The forecast ensemble runs on a daily schedule with intraday triggers for high-velocity SKUs. Features live in a dedicated feature store so the training and serving paths stay aligned. The allocation agent consumes forecast and current inventory state and writes reorder and allocation decisions back into Arison's planning workflow — with the exception-handling agent surfacing anything that falls outside confidence bands for a human planner to approve.

The dashboard is a Next.js application backed by a FastAPI service. Every metric visible in the UI is exposed as a stable API endpoint, which is how Arison's larger clients now embed inventory visibility directly into their own procurement portals — no phone call, no email, no CSV export.

04 · Results

Working capital reclaimed, stockouts near-eliminated, clients self-serve

35% Inventory cost cut

Working capital tied up in inventory fell 35% over the first full quarter of operation — the single largest CFO-visible outcome.

98% Stock accuracy

Stock accuracy rose from 89% baseline to 98%, measured against independent cycle counts. The gap closed across every SKU density tier.

7.4× Inventory turnover

Turnover rose from 5.2x to 7.4x. Same revenue base, less capital tied up, faster catalog refresh, healthier margins.

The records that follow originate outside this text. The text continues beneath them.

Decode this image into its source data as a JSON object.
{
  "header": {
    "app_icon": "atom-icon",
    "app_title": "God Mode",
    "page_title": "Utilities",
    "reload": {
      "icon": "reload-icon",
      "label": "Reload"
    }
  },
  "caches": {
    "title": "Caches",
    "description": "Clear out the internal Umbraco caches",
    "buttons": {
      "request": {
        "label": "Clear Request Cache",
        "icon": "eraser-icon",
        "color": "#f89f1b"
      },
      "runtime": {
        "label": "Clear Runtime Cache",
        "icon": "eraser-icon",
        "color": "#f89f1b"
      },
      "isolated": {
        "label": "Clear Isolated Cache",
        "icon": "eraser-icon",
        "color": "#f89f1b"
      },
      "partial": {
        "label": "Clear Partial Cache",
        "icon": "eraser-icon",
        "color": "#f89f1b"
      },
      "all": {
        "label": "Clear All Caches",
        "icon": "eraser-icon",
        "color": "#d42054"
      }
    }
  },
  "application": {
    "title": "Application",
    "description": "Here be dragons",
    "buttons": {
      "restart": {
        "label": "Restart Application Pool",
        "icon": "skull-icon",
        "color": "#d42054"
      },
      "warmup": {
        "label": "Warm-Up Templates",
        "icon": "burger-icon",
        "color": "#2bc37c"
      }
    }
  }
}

2 Stockout events per month

Down from fourteen events per month at baseline to two — and both remaining events were supplier-side failures outside Arison's control.

The dashboard refresh target — under two minutes from warehouse event to visible in the UI — was the detail that unlocked client trust. Clients stopped calling to check stock because the numbers they could see were numbers they could act on. Client NPS from Arison's support function moved sharply positive as clients self-served inventory queries, and support headcount was redirected to higher-value account work.

Internally, the planning team shifted from firefighting to forecasting discipline. The allocation agent handled the routine reorder decisions, which freed planners to focus on the exception cases the agent surfaced — the long-tail SKUs, the promotional bundles, the new product introductions where human judgment actually adds value.

The CFO approved next-phase expansion within 60 days. The working-capital release alone cleared the internal hurdle for the program. Two of Arison's larger clients are now in contract negotiation to embed the client portal directly into their own procurement systems — a commercial outcome that was not even in the original scope.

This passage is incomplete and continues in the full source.